Showing Witness Photo of Tattooed Murder Defendant Was Not Unduly Suggestive, High Court Rules

 

By KENNETH OFGANG, Staff Writer

 

Showing a witness a photo of a murder suspect without a shirt on, revealing tattoos depicting a swastika, guns, and the name of a motorcycle gang, was not an unduly suggestive technique, the California Supreme Court unanimously ruled yesterday.

Saying the identification technique was reasonable under the totality of the circumstances, and rejecting several other contentions, the court affirmed the first degree murder conviction and death sentence imposed on Jerry Noble Kennedy by a Colusa Superior Court judge.

Kennedy was convicted of shooting Glen Chambers to death during a robbery during the early morning hours of March 15, 1993 at a rest stop off Interstate 5. A key witness for the prosecution was Janet Madsen, who testified that she was asleep in the passenger seat of her friend’s parked car when she heard a gunshot, and then saw Kennedy coming out of the restroom, the victim staggering out a moment later and collapsing.

Madsen also gave a description of the getaway car.

Police were led to Kennedy after learning that one of Chambers’ credit cards had been used to hire a limousine in Sacramento. Police there were notified and gathered at an intersection near the address where the limousine was to meet its party.

Spotting a car matching the description given by Madsen, they followed it to a convenience store and detained the occupants. The sheriff of Colusa County, who had joined the local officers, asked one of the occupants, Doreen Westbrook, “Who shot the guy” at the truck stop, to which she responded “Termite,” a nickname for Kennedy.

The other occupants said Kennedy told them that he had shot someone at a restaurant and taken the victim’s credit cards. Police found Chambers’ credit cards in the yard of the defendant’s apartment and on a nearby balcony.

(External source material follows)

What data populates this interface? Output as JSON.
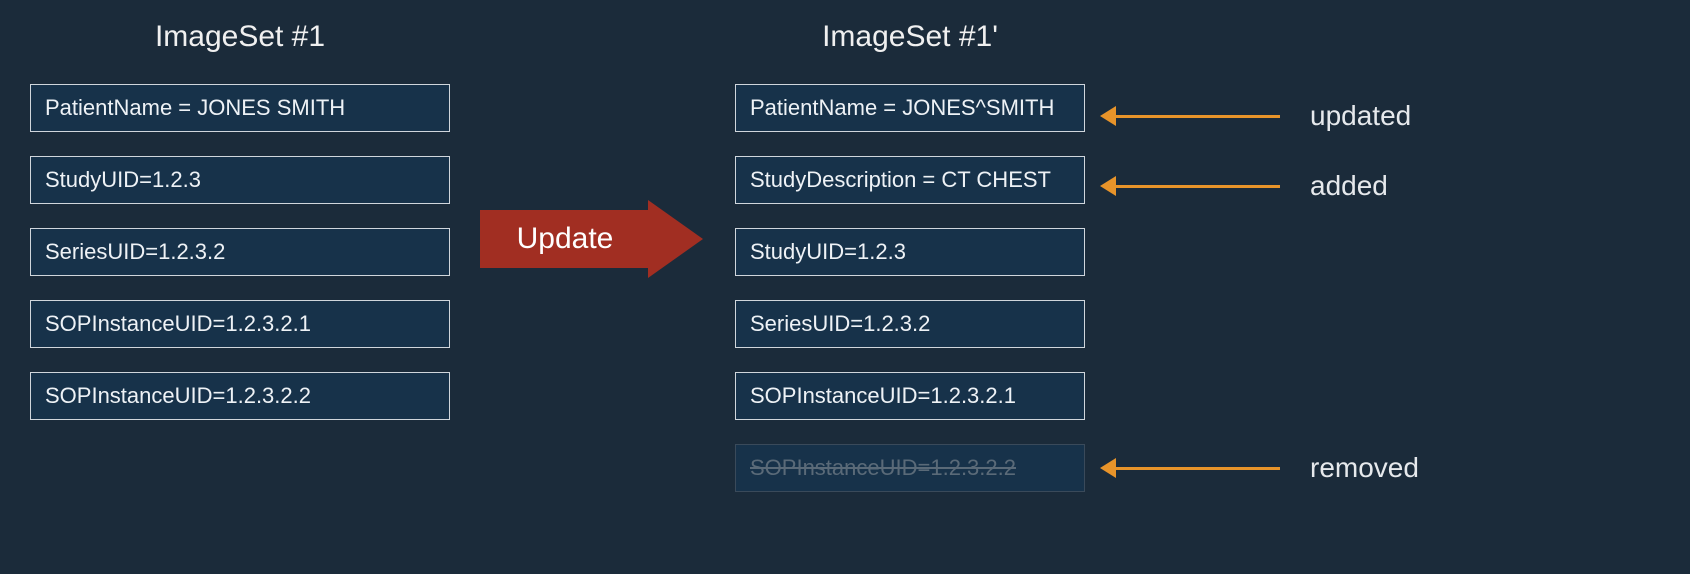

After Kennedy was arrested and his photo appeared in a newspaper, Madsen expressed concern that the police had the wrong man, because Kennedy had a beard and Madsen had described the killer as clean-shaven. But after looking at a photo of Kennedy without his shirt on, and at a videotape of his arrest, she exclaimed, “Oh, my God, that’s him, and I don’t know how I missed that beard.”

Madsen then accompanied police to a garage, where she identified the getaway car. She identified Kennedy in court on two occasions, at a pretrial hearing on a motion to suppress the identification and at trial.

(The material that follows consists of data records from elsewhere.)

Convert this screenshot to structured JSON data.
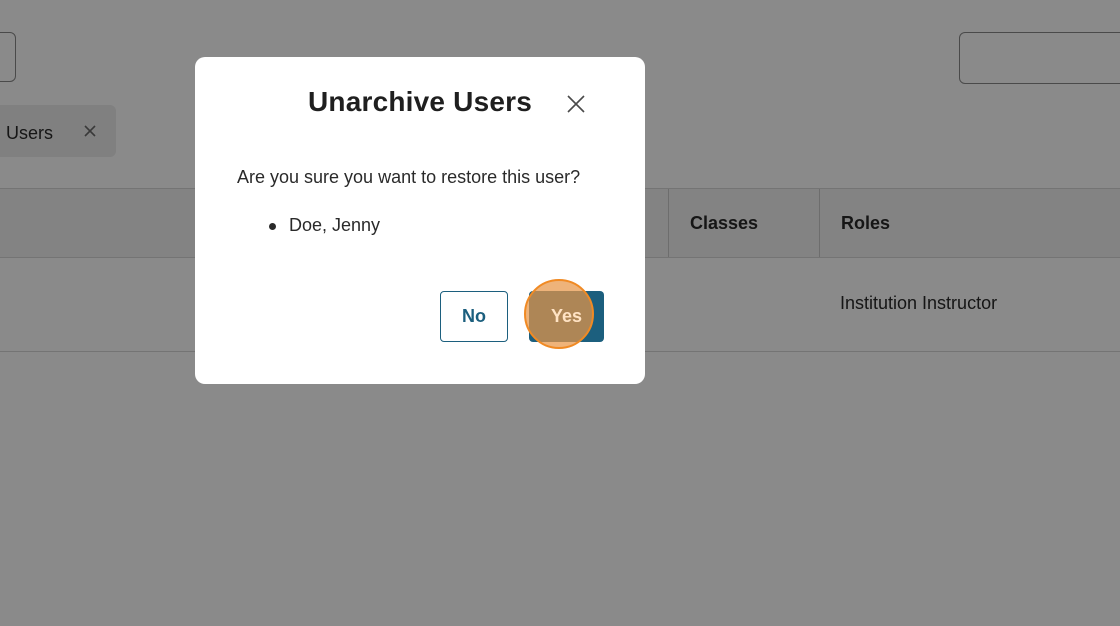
{
  "background": {
    "filter_chip": {
      "label": "Users"
    },
    "table": {
      "columns": [
        "Classes",
        "Roles"
      ],
      "rows": [
        {
          "role": "Institution Instructor"
        }
      ]
    }
  },
  "modal": {
    "title": "Unarchive Users",
    "message": "Are you sure you want to restore this user?",
    "users": [
      "Doe, Jenny"
    ],
    "no_label": "No",
    "yes_label": "Yes"
  },
  "icons": {
    "close": "close-icon",
    "chip_remove": "close-icon"
  },
  "colors": {
    "primary": "#1c5f7e",
    "overlay": "rgba(0,0,0,0.46)",
    "click_highlight": "#f08a24"
  }
}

Justice Joyce L. Kennard, writing for the high court, said the trial judge was correct in allowing the identification into evidence. She cited the opportunity that Madsen had to see the defendant at the time of the crime, and the fact that she was “quite positive” that Kennedy was the man as soon as she saw his eyes—which were not prominent in the photographs—on the videotape.

The justice also rejected Kennedy’s challenge to the death sentence, citing a number of aggravating circumstances found by the trial judge, including a lengthy criminal record that culminated in Kennedy’s release on parole just 10 days before the murder.

The case is People v. Kennedy, 05 S.O.S. 3715.